1. http://www.scottg.net/webtools/aolserver/modules/nsopenssl/configuration/

.

Collapse
6: Re: NN 4.x browsers, ssl, No User Certificate message (response to 1)
Posted by Marc Fournier on 12/19/03 04:22 PM
Hrmmm ... taking a look at the nsd.tcl file, there are three lines commented out per "SSL section":

#ns_param ServerCADir                    ca
#ns_param ServerCAFile                    ca.pem
#ns_param ServerTrace                    false

#ns_param SockServerCADir                internal_ca
#ns_param SockServerCAFile                internal_ca.pem
#ns_param SockServerTrace                false

#ns_param SockClientCADir                ca
#ns_param SockClientCAFile                ca.pem
#ns_param SockClientTrace                false

Now, for what we're looking at here, I'm suspecting that the first 3 are potentially critical?  But what should they be set to?  And, could this be the cause?

Collapse
7: Re: NN 4.x browsers, ssl, No User Certificate message (response to 1)
Posted by Torben Brosten on 12/20/03 11:26 AM
Matthias Melcher,

Your suggestion worked, thanks!

As it turns out, only ServerPeerVerify needs to be set "false" to get the message to stop. So am leaving the others "true" (for now).

Marc,

Reading googled bits here and there, it looks (to me) like those items are relevant to the nsopenssl 2.x ns_httpsget etc. since they are not in nsopenssl 1.x, and 2.x has a few new ssl connect related commands[1]. Of course, this is just sharing ignorance on my part.. It would be nice to have the ns_params documented.

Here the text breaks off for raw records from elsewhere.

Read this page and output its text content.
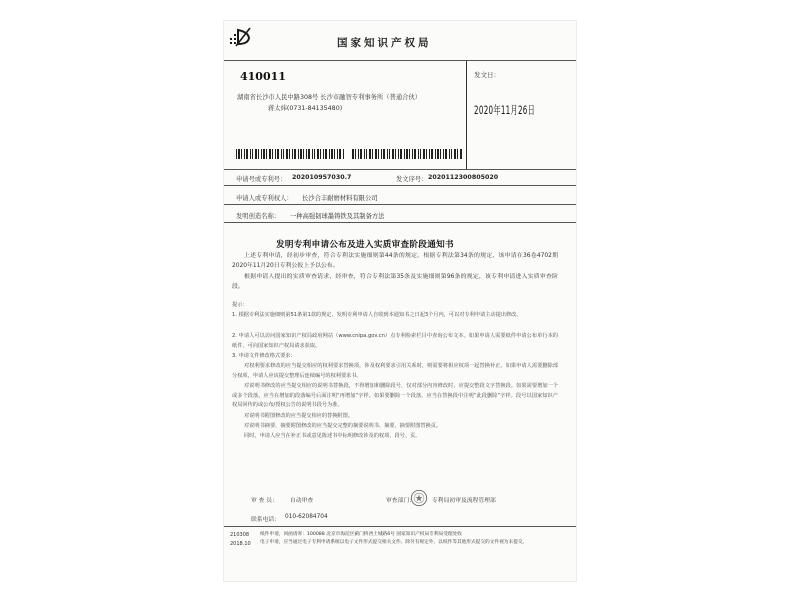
国家知识产权局
410011
湖南省长沙市人民中路308号 长沙市融智专利事务所（普通合伙）
蒋太炜(0731-84135480)
发文日：
2020年11月26日
申请号或专利号： 202010957030.7	发文序号： 2020112300805020
申请人或专利权人： 长沙合丰耐磨材料有限公司
发明创造名称： 一种高强韧球墨铸铁及其制备方法
发明专利申请公布及进入实质审查阶段通知书
上述专利申请，经初步审查，符合专利法实施细则第44条的规定。根据专利法第34条的规定，该申请在36卷4702期2020年11月20日专利公报上予以公布。
根据申请人提出的实质审查请求，经审查，符合专利法第35条及实施细则第96条的规定，该专利申请进入实质审查阶段。
提示：
1. 根据专利法实施细则第51条第1款的规定，发明专利申请人自收到本通知书之日起3个月内，可以对专利申请主动提出修改。
2. 申请人可以访问国家知识产权局政府网站（www.cnipa.gov.cn）点专利检索栏目中查询公布文本。如果申请人需要纸件申请公布单行本的纸件，可向国家知识产权局请求获取。
3. 申请文件修改格式要求：
对权利要求修改的应当提交相应的权利要求替换项，涉及权利要求引用关系时，则需要将相应权项一起替换补正。如果申请人需要删除部分权项，申请人应该提交整理后连续编号的权利要求书。
对说明书修改的应当提交相应的说明书替换段，不得增加和删除段号，仅对部分内容修改时，应提交整段文字替换段。如果需要增加一个或多个段落，应当在增加的段落编号后面注明“再增加”字样。如果要删除一个段落，应当在替换段中注明“此段删除”字样。段号以国家知识产权局回传的或公布/授权公告的说明书段号为准。
对说明书附图修改的应当提交相应的替换附图。
对说明书摘要、摘要附图修改的应当提交完整的摘要说明书、摘要、摘要附图替换页。
同时，申请人应当在补正书或意见陈述书中标明修改涉及的权项、段号、页。
审 查 员： 自动审查	审查部门：	专利局初审及流程管理部
联系电话： 010-62084704
210308
2018.10
纸件申请，回函请寄：100088 北京市海淀区蓟门桥西土城路6号 国家知识产权局专利局受理处收
电子申请，应当通过电子专利申请系统以电子文件形式提交相关文件。除另有规定外，以纸件等其他形式提交的文件视为未提交。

1 http://cvs.sourceforge.net/viewcvs.py/*checkout*/aolserver/nsopenssl/README?content-type=text%2Fplain&rev=1.3

Collapse
8: Re: NN 4.x browsers, ssl, No User Certificate message (response to 1)
Posted by Torben Brosten on 12/20/03 02:09 PM
Infamous last wrods: "for now".

Just had to set SockClientPeerVerify "false" to prevent errors when payment-gateway package contacts.. er uh payment-gateway via https.